Casey’s General Stores Inc (NASDAQ: CASY) shares currently trade at 9.8x its trailing EBITDA which is lower than the Consumer Staples sector median of 12.4x. While this makes CASY look like a stock to add to your portfolio, equity investors might change their mind after taking a closer look at the assumptions behind the EV / EBITDA ratio. In this article, I define how to calculate an EBITDA Multiple and what to keep an eye out for when applying it in a comparable companies analysis.
CASY Comparable Companies Analysis
A comparable companies analysis, also known as a multiples valuation, determines the value of a subject company by benchmarking its financial performance against similar public companies or peers. We can conclude if a company looks undervalued or overvalued relative to its peers by comparing metrics like growth, profit margin, and valuation ratios.

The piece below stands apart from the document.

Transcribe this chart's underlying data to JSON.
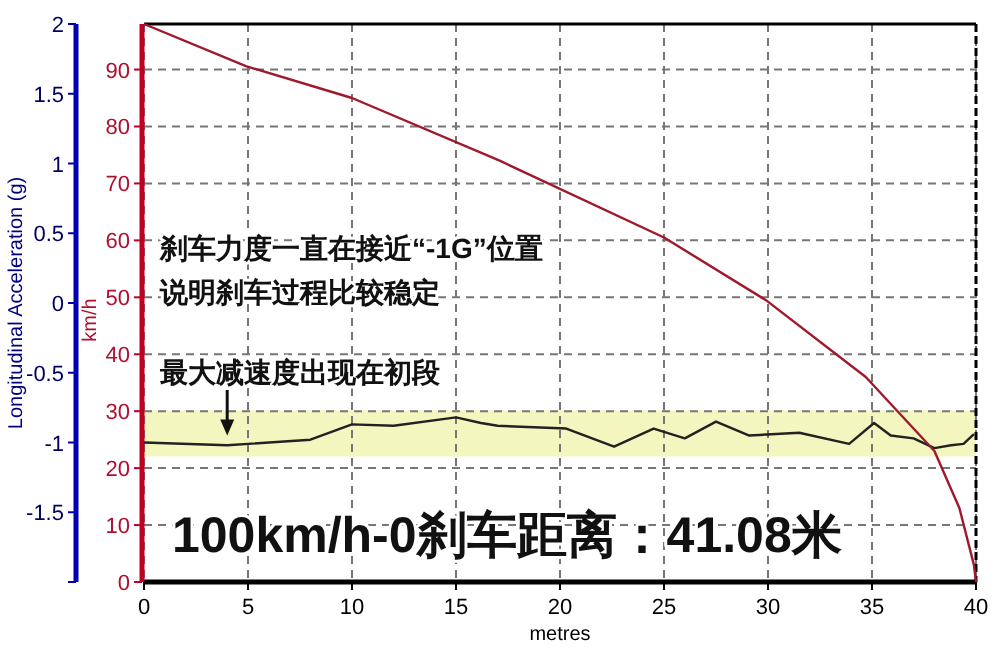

Enterprise Value-to-EBITDA Multiple, also known as the EV / EBITDA ratio or an EBITDA Multiple, measures the dollars in Enterprise Value for each dollar of EBITDA. To determine if a company is expensive, it’s far more useful to compare EV / EBITDA multiples than the absolute stock price. The general formula behind an EBITDA Multiples valuation model is the following:
Enterprise Value = EBITDA x Selected Multiple
The EV / EBITDA ratio by itself is not very helpful at all. It is only useful when comparing it to other companies that are considered similar to the subject company. The basic idea is that companies with similar characteristics should trade at similar multiples, all other things being equal. Therefore, we can come to a conclusion about the stock if the ratios are different. In the chart below, I compare CASY’s EV / EBITDA ratio to its peer group that includes Murphy USA Inc. (NYSE: MUSA), SuperValu Inc. (NYSE: SVU), Kroger Company (The) (NYSE: KR) and Smart & Final Stores, Inc. (NYSE: SFS).
Since CASY’s EBITDA multiple of 9.8x is higher than the median of its peers (6.9x), it means that investors are paying more than they should for each dollar of CASY’s EBITDA. As such, our analysis shows that CASY represents an overvalued stock. In fact, finbox.io’s EBITDA Multiples Model calculates a fair value of around $69.50 per share which implies roughly 31.5% downside.
I selected a fair multiple of 7.5x in my analysis by averaging CASY’s current EV / EBITDA ratio with its peer group and sector.
Are Comps Really Comparable?
Before concluding that CASY should be banished from your portfolio, it is important to understand that our conclusion rests on two important assumptions.
(1) the selected peer group actually contains companies that truly are similar to CASY, and
(2) the selected peer group stocks are being fairly valued by the market.
If the first assumption is not accurate, the difference in EBITDA multiples could be due to a variety of factors. For example, if you accidentally compare CASY with lower growth companies, then its EBITDA multiple would naturally be higher than its peers since investors reward high growth stocks with a higher price.
source: EBITDA multiples model
Now if the second assumption does not hold true, CASY’s higher multiple may be because firms in our peer group are being undervalued by the market.
How This Impacts Shareholders
As a shareholder, you may have already conducted fundamental analysis on the stock so its current overvaluation could signal a potential selling opportunity to reduce your exposure to CASY. However, keep in mind the limitations of an EBITDA multiples valuation when making an investment decision. There are a variety of other fundamental factors that I have not taken into consideration in this article. If you have not done so already, I highly recommend that you complete your research on CASY by taking a look at the following:
Valuation Metrics: how much upside do shares of CASY have based on Wall Street’s consensus price target? Take a look at our analyst upside data explorer that compares the company’s upside relative to its peers.
Risk Metrics: how is CASY’s financial health? Find out by viewing our financial leverage data metric which plots the dollars in total assets for each dollar of common equity over time.
Efficiency Metrics: is management becoming more or less efficient over time? Find out by analyzing the company’s asset turnover ratio which measures the dollars in revenue a company generates per dollar of assets.
As of this writing, I did not hold a position in any of the aforementioned securities and this is not a buy or sell recommendation on any security mentioned.